On the second floor of the building are housed the Historical Archive and the Library , where documents from the fourteenth century are kept, as well as several private funds, including that of Aquino di Caramanico, with the precious parchment of the proclamation to Doctor of the Church of San Tommaso d’Aquino.

For over four centuries, Pio Monte della Misericordia, with its Governors and Associates, has continued the work of assistance and charity by adapting the interventions to changing needs.

The Picture gallery
From the left portal in the portico of the facade you can access, going up to the first floor, the historical rooms of the complex, where there are also the pictorial collections of Pio Monte, considered one of the most important in Naples.

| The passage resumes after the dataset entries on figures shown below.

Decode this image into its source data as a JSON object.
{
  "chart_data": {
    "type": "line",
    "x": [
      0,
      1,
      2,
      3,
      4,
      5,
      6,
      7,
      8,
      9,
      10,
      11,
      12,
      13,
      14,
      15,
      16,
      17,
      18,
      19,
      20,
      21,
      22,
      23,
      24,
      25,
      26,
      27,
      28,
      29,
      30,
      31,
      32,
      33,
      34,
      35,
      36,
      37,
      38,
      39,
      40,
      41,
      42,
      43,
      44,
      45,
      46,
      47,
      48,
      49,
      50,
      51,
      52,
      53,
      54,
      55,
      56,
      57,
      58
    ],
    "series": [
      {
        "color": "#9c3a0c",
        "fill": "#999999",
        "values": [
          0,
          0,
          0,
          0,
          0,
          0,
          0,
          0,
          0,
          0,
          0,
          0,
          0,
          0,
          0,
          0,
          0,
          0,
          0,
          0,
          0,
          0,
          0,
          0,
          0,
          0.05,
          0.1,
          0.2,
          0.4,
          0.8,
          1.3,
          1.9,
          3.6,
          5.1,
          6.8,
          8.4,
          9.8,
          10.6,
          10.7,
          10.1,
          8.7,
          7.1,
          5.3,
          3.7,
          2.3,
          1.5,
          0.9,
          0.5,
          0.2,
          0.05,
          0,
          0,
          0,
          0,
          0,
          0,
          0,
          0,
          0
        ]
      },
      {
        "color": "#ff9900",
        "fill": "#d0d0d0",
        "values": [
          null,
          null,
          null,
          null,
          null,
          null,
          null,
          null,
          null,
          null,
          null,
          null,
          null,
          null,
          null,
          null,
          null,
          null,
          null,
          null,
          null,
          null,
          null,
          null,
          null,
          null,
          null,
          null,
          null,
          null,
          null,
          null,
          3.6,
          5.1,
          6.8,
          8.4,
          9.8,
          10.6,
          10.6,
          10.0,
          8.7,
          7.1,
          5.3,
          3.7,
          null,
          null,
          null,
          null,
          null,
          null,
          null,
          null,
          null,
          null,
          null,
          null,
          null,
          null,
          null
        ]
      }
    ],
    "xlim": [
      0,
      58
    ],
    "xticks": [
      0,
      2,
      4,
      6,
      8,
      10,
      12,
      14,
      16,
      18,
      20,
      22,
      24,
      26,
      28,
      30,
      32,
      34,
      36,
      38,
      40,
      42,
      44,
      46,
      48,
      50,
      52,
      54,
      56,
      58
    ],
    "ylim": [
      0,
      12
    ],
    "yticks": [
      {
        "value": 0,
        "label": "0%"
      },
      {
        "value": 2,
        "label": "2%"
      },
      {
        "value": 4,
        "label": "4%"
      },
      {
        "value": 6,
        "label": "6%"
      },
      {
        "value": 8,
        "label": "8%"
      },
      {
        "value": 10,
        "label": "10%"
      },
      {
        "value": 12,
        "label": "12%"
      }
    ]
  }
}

The Quadreria del Pio Monte della Misericordia consists of 140 canvases, although about 122 are exhibited in the rooms, ranging from the sixteenth to the nineteenth century, mostly the result of donations made for the benefit of the institution, among which the conspicuous collection left in 1782 by the painter Francesco De Mura, which originally counted 180 of his works. Another important nucleus of works of art concerns the donation from the heritage of Gennaro Marciano, from 1802, and from that of Maria Sofia Capece Galeota, which took place in 1933.

In the museum rooms of the palace are also preserved sacred vestments of the seventeenth and eighteenth centuries, other pieces of applied art, some archive documents and the original furniture of the complex, including the historic seven-sided table used for the meetings of the governors, made by anonymous carvers of the seventeenth century and which is exhibited in the second anteroom, and the fake wardrobe on the wall of the coretto room which hides an opening thanks to which the governors were allowed to be able to admire the Caravaggio canvas on the main altar of the church.

The Pio Monte della Misericordia Picture Gallery is a picture gallery in Naples located in the Pio Monte della Misericordia complex.

The picture gallery is made up of 140 paintings, of which 122 exhibited in the halls, mostly the result of donations or testamentary bequests that occurred during the life of the foundation.

The canvases are exhibited in ten historic rooms on the first floor of the Pio Monte palace; the most conspicuous nucleus is represented by the works left by Francesco De Mura on August 19, 1782, who in fact donated 180 canvases made by him on the condition that the foundation sold them only for charitable purposes. However, around 33 of these works remain on display, including paintings and sketches.

Other important donations that enriched the artistic collection were that of June 9, 1802 by Don Gennaro Marciano, who saw among the precious pieces the paintings attributed to Mattia Preti and the two on Sant’Apollonia and Sant’Agnese by Massimo Stanzione, and then that of the noblewomanMaria Sofia Galeotas Capece, in 1933, who donated 31 paintings, including the ‘ Self-portrait of Luca Giordano, the Sant’Antonio Abate of Jusepe de Ribera and paintings by Agostino Beltrano and Giovanni Stefano Maja.

The first opening of the picture gallery took place in 1973, at the behest of the politician, and superintendent of Pio Monte, Tommaso Leonetti of Santo Janni. The paintings on display are almost all from the Neapolitan school and date from the sixteenth to the nineteenth century.